Coleccionista de cine y comunicador

Tomàs Mallol

 Pasión de coleccionista 

 “El secreto es tan sencillo como ofrecer siempre lo mejor”

 Uno de los secretos del éxito de Mallol ha sido tratar a los clientes con cariño, escucharles y ser muy exigente con uno mismo.
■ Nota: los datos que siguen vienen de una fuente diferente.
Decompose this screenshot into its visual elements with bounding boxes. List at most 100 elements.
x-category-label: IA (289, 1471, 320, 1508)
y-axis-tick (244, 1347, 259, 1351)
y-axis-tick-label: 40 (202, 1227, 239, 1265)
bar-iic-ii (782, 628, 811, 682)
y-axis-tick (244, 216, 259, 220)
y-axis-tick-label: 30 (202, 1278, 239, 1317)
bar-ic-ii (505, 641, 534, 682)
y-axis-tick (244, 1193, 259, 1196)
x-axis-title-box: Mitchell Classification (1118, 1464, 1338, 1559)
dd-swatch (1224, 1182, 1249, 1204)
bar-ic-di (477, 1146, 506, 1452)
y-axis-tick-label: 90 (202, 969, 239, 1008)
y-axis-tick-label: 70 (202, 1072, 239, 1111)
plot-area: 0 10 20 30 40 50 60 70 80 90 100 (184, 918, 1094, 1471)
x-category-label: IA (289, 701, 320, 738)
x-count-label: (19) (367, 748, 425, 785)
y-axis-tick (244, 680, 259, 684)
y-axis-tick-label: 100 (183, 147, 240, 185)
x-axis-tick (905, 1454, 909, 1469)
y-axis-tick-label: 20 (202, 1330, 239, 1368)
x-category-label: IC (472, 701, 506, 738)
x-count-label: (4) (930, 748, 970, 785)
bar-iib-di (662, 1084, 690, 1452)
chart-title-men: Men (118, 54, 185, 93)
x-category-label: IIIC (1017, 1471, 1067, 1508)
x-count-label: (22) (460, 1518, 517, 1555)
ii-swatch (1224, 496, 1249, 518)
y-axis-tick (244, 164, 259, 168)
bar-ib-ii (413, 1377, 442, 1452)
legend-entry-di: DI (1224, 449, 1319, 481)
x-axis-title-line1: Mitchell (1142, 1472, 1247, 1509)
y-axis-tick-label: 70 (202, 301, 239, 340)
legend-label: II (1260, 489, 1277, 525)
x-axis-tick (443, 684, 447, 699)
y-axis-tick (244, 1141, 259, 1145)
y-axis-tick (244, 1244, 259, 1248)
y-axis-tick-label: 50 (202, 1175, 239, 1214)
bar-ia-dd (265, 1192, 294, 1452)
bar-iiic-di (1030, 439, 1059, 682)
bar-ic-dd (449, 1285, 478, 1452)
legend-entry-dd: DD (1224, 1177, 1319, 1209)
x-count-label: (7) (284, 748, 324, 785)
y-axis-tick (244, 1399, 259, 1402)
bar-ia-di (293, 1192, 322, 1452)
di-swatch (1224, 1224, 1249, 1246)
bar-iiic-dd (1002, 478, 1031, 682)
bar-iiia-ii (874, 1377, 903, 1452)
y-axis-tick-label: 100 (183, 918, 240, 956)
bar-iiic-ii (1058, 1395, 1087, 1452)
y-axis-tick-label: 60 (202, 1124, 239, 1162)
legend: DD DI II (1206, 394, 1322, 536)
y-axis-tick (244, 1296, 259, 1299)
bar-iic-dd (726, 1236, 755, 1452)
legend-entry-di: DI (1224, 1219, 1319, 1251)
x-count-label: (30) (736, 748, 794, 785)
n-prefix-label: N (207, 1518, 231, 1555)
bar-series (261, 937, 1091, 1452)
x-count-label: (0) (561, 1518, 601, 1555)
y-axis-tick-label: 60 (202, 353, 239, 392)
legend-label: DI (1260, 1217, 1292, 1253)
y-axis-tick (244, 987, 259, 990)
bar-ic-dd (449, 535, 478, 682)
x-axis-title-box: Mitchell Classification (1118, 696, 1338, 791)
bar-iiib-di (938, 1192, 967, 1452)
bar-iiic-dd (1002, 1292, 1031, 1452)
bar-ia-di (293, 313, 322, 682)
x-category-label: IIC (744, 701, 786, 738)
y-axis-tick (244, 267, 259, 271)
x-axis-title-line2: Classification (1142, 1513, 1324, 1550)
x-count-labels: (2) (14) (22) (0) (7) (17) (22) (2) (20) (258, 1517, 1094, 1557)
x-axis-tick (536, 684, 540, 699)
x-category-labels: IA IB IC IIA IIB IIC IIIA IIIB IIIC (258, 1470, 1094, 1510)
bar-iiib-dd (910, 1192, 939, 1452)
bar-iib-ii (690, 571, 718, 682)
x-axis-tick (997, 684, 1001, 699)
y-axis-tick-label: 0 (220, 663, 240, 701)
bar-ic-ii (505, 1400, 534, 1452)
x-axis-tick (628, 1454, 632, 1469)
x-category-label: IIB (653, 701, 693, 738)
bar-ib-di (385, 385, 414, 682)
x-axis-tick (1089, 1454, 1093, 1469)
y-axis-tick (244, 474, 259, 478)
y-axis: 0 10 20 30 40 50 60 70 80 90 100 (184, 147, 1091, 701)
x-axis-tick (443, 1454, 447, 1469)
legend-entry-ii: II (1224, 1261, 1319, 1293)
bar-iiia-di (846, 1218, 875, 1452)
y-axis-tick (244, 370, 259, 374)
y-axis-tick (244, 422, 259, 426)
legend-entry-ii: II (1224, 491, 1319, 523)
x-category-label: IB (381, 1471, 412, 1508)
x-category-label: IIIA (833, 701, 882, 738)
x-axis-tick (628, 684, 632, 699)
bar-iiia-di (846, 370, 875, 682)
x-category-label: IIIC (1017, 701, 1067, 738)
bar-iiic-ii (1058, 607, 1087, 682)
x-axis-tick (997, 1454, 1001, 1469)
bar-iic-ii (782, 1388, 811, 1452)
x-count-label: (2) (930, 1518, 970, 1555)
Martes, 09 de Septiembre de 2008
 Desde sus puestos directivos, los protagonistas de Feedback Today nos aportan sus experiencias en el campo que más dominan, pero no todos tienen que estar necesariamente en activo. La experiencia sigue siendo un grado, incluso en una sociedad como la nuestra que sólo valora la juventud. Y hoy hablamos con alguien que tiene mucha: Tomàs Mallol. En los circuitos cinéfilos, su figura es reverenciada como uno de los mayores coleccionistas de cine en nuestro país. Pero al margen de esta afición, Mallol resulta todo un “personaje” cuyo bagaje vital podría ser enseñado en las facultades.
 “Siempre me ha gustado observar a la gente, porque nos ayuda a comprender cómo somos y qué hacemos. Creo que en este sentido, la profesión de taxista es una de las que mejor se puede ver el comportamiento humano”
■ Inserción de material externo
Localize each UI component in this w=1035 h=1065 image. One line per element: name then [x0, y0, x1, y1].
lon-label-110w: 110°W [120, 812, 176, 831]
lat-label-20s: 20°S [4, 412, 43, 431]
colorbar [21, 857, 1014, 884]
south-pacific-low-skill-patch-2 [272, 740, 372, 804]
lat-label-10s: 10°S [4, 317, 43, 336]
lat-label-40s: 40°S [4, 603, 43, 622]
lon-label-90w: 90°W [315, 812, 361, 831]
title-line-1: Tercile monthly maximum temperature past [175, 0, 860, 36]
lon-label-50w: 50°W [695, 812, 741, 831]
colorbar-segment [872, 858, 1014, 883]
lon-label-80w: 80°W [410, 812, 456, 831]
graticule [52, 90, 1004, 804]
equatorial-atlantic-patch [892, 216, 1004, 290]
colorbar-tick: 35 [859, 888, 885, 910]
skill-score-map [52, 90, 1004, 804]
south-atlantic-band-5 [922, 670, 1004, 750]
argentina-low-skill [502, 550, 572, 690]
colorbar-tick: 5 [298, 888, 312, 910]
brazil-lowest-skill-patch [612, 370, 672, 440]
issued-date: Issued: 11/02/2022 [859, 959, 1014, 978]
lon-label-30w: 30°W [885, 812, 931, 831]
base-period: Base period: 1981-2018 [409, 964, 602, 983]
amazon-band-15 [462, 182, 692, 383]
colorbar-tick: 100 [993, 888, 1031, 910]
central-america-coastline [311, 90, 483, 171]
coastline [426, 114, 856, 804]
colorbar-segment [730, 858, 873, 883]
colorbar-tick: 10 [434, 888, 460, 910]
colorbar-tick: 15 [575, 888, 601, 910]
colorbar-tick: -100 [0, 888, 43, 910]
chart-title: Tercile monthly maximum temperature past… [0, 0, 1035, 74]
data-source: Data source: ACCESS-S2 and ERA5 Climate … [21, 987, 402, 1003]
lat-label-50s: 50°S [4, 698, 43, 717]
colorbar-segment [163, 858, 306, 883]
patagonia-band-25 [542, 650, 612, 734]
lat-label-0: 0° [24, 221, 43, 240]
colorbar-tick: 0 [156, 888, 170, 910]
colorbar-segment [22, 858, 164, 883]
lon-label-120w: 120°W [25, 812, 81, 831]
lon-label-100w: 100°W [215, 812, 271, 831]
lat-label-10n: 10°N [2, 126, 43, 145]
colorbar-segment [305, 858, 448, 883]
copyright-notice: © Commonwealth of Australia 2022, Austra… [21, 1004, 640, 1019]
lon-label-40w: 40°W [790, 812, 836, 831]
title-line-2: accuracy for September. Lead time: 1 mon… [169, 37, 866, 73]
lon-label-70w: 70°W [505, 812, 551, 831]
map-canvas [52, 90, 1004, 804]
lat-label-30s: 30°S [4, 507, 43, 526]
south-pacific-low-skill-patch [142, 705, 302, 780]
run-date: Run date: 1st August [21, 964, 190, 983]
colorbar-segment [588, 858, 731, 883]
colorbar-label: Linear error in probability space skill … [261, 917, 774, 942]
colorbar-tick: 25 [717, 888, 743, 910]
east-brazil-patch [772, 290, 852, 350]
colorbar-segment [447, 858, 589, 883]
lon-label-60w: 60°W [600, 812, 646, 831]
“En el coleccionismo y en cualquier aspecto de la venta, tener la información es esencial. Uno debe saber aquello que compra, para tener cierta ventaja y saber que es lo importante y qué es lo secundario”

“Las relaciones con los vendedores deben ser fluidas, no basadas estrictamente en el comercio. Debe haber algo más. Creo que este axioma es aplicable a muchos otros aspectos de la empresa” 
 Hablemos de su vida. Usted se aficionó al cine cuando era pequeño.

Sí, tenía diez años cuando empecé a construir el primer proyector, e hice cuatro en total. Aunque soy ingeniero, he trabajado en diversas profesiones, entre ellas, he tenido un taller mecánico, he sido taxista, he trabajado en cine, en fotografía publicitaria, en muchas cosas. Y siempre he sido independiente. Y creo que también muy curioso. Esta es una de las cosas que nunca deberíamos perder. La de la curiosidad.  

He leído en algún sitio que por eso se hizo taxista.
Siempre me ha gustado observar y escuchar a la gente, porque nos ayuda a comprender cómo somos y qué hacemos. Creo que en este sentido, la profesión de taxista es una en las que mejor se puede ver el comportamiento humano. De hecho, una de las películas que mayor proyección tuvieron en su momento fue una que trataba este tema. 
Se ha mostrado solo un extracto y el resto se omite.